Fonctionner n’est pas la même chose qu’être présent. Vous pouvez mener une vie sans laisser de trace en même temps.

6. Vous ne pouvez pas pleurer complètement ce dont vous ne vous souvenez pas

Et ça, c'est la partie dont personne ne vous prévient.

D’autres personnes pleurent les événements. Des moments précis. La nuit, tout a changé. La conversation là où elle s'est terminée.

Vous pleurez une période d’années qui existe comme un sentiment sans images.

La douleur est réelle. Les archives ne le sont pas.

J'ai cherché des photographies de 2021.

J'en ai trouvé onze.

Onze photographies d'une année entière de ma vie.

Dans la plupart d’entre eux, je souris.

Je ne me souviens de rien d'aucun d'eux.

Mon thérapeute m'a dit quelque chose que je porte depuis : certains chagrins ont besoin d'images pour être traversés correctement. Quand les images manquent, le chagrin circule. Il n’a nulle part où atterrir.

« Je fais tout ce que je suis censé faire, mais je ne me sens pas présent dans ma propre vie. » — description du patient rapportée par Rebecca Kase, LCSW

Le chagrin d’une relation narcissique comprend des années de deuil que vous ne parvenez pas à localiser. Ce n'est pas un défaut dans votre guérison. Il s’agit d’un type spécifique de perte que presque personne ne nomme.

7. L’oubli était la chose la plus intelligente que votre cerveau ait faite

Et voici ce que j’ai le plus besoin que vous entendiez :

Vous n'avez pas oublié de vous en souvenir.

Votre système nerveux a fait un calcul – et le calcul était correct.

Face à un environnement de menaces persistantes, elle a choisi de préserver votre capacité de fonctionnement plutôt que votre capacité de dépôt.
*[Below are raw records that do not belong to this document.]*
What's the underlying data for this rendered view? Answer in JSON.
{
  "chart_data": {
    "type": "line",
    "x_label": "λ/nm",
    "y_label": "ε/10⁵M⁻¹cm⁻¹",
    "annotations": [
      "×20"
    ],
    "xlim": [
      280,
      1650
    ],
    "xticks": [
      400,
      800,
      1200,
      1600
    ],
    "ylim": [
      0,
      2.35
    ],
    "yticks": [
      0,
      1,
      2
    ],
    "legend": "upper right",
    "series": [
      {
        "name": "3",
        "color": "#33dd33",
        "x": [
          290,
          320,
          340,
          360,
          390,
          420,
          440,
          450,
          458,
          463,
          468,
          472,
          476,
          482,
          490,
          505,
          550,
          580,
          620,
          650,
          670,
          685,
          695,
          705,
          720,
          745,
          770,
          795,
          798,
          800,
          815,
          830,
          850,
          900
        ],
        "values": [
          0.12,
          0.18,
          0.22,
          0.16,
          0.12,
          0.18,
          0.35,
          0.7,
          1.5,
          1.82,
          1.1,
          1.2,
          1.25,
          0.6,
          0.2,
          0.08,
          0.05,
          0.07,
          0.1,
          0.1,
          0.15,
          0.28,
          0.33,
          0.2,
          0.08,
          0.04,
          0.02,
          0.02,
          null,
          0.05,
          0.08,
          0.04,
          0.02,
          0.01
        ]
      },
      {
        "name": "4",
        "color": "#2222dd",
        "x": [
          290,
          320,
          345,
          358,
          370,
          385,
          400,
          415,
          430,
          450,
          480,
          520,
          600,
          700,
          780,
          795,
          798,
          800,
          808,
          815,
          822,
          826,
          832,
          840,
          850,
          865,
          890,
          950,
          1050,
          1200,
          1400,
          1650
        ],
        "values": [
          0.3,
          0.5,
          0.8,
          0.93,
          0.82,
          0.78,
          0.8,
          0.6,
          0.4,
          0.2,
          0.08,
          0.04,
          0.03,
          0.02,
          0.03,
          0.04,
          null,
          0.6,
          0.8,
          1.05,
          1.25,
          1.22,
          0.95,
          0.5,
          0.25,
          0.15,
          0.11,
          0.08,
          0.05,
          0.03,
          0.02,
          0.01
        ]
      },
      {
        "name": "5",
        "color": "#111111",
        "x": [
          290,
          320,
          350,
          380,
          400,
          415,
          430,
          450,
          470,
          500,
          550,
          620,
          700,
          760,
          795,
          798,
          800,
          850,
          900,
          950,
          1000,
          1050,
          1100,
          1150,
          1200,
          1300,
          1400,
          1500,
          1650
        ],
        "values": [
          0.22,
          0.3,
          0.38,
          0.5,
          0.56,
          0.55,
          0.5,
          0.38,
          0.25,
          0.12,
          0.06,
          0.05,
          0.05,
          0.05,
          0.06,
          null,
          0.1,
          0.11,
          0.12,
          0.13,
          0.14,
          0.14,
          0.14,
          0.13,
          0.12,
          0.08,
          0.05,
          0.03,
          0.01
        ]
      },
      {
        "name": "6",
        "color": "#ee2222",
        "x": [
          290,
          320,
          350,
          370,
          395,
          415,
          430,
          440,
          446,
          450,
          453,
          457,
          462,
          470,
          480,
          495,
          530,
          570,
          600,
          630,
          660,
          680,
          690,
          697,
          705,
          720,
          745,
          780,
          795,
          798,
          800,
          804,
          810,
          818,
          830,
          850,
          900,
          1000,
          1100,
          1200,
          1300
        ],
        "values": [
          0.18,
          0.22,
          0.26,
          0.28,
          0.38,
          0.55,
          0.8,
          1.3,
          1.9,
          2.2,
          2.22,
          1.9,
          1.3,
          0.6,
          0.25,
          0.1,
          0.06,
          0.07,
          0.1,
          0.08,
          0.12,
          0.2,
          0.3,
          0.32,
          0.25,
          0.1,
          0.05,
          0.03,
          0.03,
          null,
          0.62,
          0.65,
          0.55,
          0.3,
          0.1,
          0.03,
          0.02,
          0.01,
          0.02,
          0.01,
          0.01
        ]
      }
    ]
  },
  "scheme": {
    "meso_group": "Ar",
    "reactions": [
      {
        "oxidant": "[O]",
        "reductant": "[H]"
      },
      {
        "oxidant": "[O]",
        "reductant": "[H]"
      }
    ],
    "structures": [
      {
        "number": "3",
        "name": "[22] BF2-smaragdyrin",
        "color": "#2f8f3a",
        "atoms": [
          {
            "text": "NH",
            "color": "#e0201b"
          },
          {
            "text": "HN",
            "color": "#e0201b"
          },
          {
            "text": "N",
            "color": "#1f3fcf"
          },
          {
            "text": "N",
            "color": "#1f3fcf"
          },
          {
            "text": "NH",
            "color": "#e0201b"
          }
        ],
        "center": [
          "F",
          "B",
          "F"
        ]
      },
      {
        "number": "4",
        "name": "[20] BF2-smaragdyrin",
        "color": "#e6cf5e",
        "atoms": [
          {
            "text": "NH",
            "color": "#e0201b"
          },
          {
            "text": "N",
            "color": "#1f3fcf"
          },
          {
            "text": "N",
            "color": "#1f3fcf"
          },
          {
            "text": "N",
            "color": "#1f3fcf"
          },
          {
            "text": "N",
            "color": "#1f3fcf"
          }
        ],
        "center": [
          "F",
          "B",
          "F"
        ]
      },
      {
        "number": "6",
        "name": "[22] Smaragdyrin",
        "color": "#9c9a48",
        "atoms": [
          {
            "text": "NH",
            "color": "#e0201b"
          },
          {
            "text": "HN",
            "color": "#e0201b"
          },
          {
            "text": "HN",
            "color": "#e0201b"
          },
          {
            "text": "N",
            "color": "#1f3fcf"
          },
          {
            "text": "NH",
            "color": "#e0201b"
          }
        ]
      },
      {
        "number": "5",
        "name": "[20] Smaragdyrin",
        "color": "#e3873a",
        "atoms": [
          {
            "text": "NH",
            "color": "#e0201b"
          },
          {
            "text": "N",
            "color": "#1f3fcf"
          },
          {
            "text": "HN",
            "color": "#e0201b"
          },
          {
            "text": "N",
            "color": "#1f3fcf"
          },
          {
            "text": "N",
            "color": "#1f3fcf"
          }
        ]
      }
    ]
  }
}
Cela vous a permis de rester debout, de vous garder employé, de vous permettre de sortir du lit, de préparer du café et d'apparaître, de l'extérieur, comme quelqu'un qui avait tout pour plaire.

Cela vous a coûté le record.

Mais cela a sauvé le moi qui finirait par partir.

Peter Levine décrit la réponse au traumatisme non pas comme un effondrement mais comme une adaptation – l'utilisation la plus efficace des ressources disponibles dans des conditions impossibles.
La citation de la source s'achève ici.